The European Nucleotide Archive (ENA) provides a comprehensive record of the world's nucleotide sequencing information, covering raw sequencing data, sequence assembly information and functional annotation (5). The ENA consists of three main databases (Figure 1.4): the Sequence Read Archive (SRA), the Trace Archive and EMBL-Bank. It comprises three parts: ENA-Annotation, ENA-Assembly and ENA-Reads. ENA-Annotation contains detailed functional annotation, for example of individual, well characterised coding sequences. ENA Assembly is designed for efficient storage of sequence assemblies. Finally, ENA-Reads is optimised for the efficient storage of sequence trace information (6).

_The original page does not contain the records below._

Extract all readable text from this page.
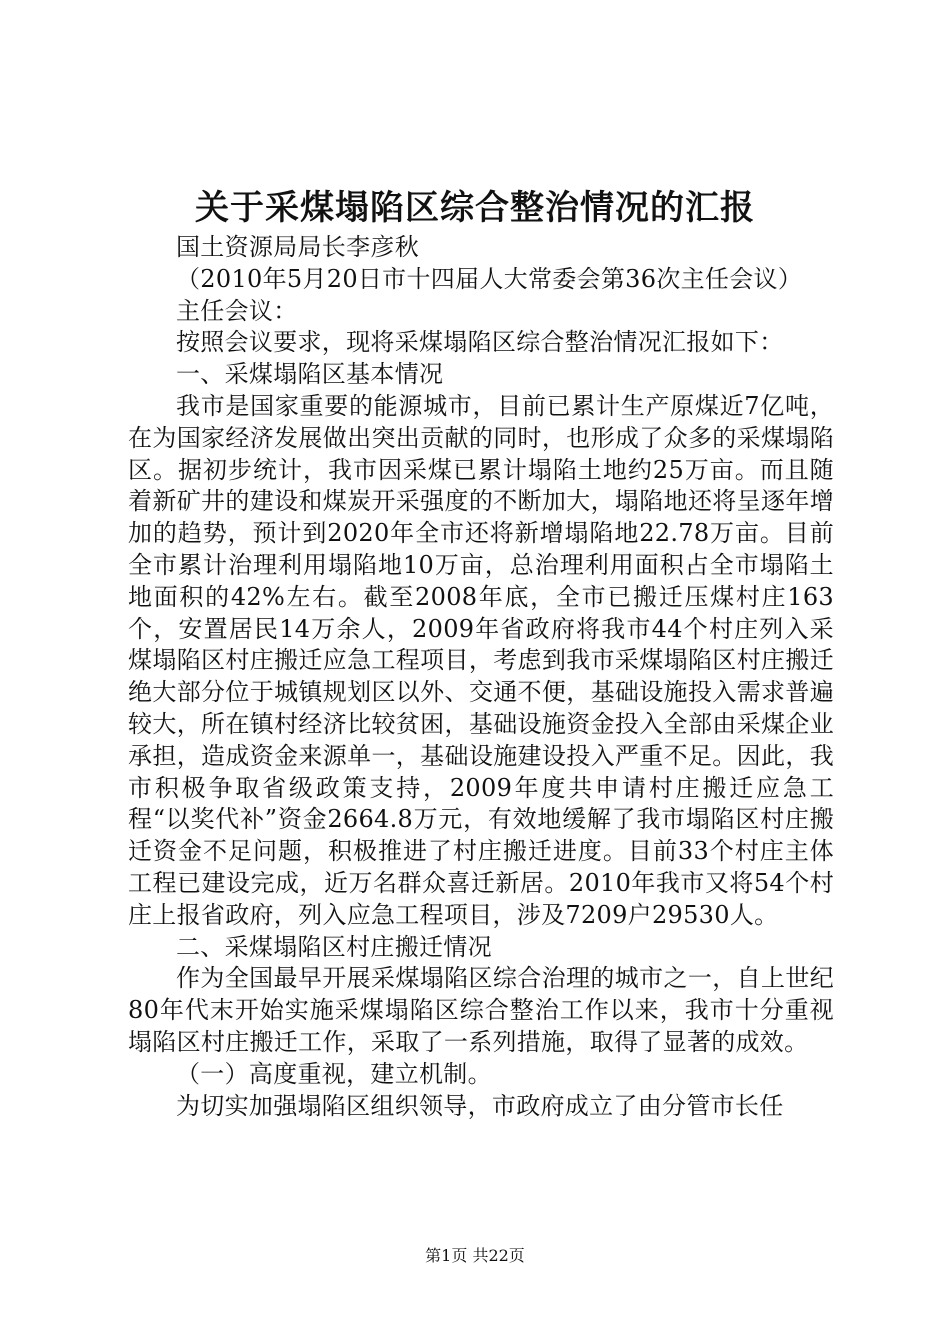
关于采煤塌陷区综合整治情况的汇报

国土资源局局长李彦秋

（2010年5月20日市十四届人大常委会第36次主任会议）

主任会议：

按照会议要求，现将采煤塌陷区综合整治情况汇报如下：

一、采煤塌陷区基本情况

我市是国家重要的能源城市，目前已累计生产原煤近7亿吨，在为国家经济发展做出突出贡献的同时，也形成了众多的采煤塌陷区。据初步统计，我市因采煤已累计塌陷土地约25万亩。而且随着新矿井的建设和煤炭开采强度的不断加大，塌陷地还将呈逐年增加的趋势，预计到2020年全市还将新增塌陷地22.78万亩。目前全市累计治理利用塌陷地10万亩，总治理利用面积占全市塌陷土地面积的42%左右。截至2008年底，全市已搬迁压煤村庄163个，安置居民14万余人，2009年省政府将我市44个村庄列入采煤塌陷区村庄搬迁应急工程项目，考虑到我市采煤塌陷区村庄搬迁绝大部分位于城镇规划区以外、交通不便，基础设施投入需求普遍较大，所在镇村经济比较贫困，基础设施资金投入全部由采煤企业承担，造成资金来源单一，基础设施建设投入严重不足。因此，我市积极争取省级政策支持，2009年度共申请村庄搬迁应急工程“以奖代补”资金2664.8万元，有效地缓解了我市塌陷区村庄搬迁资金不足问题，积极推进了村庄搬迁进度。目前33个村庄主体工程已建设完成，近万名群众喜迁新居。2010年我市又将54个村庄上报省政府，列入应急工程项目，涉及7209户29530人。

二、采煤塌陷区村庄搬迁情况

作为全国最早开展采煤塌陷区综合治理的城市之一，自上世纪80年代末开始实施采煤塌陷区综合整治工作以来，我市十分重视塌陷区村庄搬迁工作，采取了一系列措施，取得了显著的成效。

（一）高度重视，建立机制。

为切实加强塌陷区组织领导，市政府成立了由分管市长任

第1页 共22页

Data arrive at ENA from a variety of sources. These include submissions of raw data, assembled sequences and annotation from small-scale sequencing projects or data coming from the major European sequencing centres and through the exchange with partners in the International Nucleotide Sequence Database Collaboration (INSDC).
You should use ENA to retrieve information on nucleotide sequences of interest, if you want to:
- perform a comprehensive sequence-similarity search,
- if you want raw data from electrophoresis-based sequencing machines (held in the European Trace Archive),
- raw data from next-generation (array-based) sequencing platforms .
Moreover, if you have sequenced a gene or transcript, you can submit your data to EMBL-Bank, that constitutes Europe's primary nucleotide sequence resource and is part of the ENA.
Figure 1.4 Three main databases contribute to the European Nucleotide Archive as shown in the figure.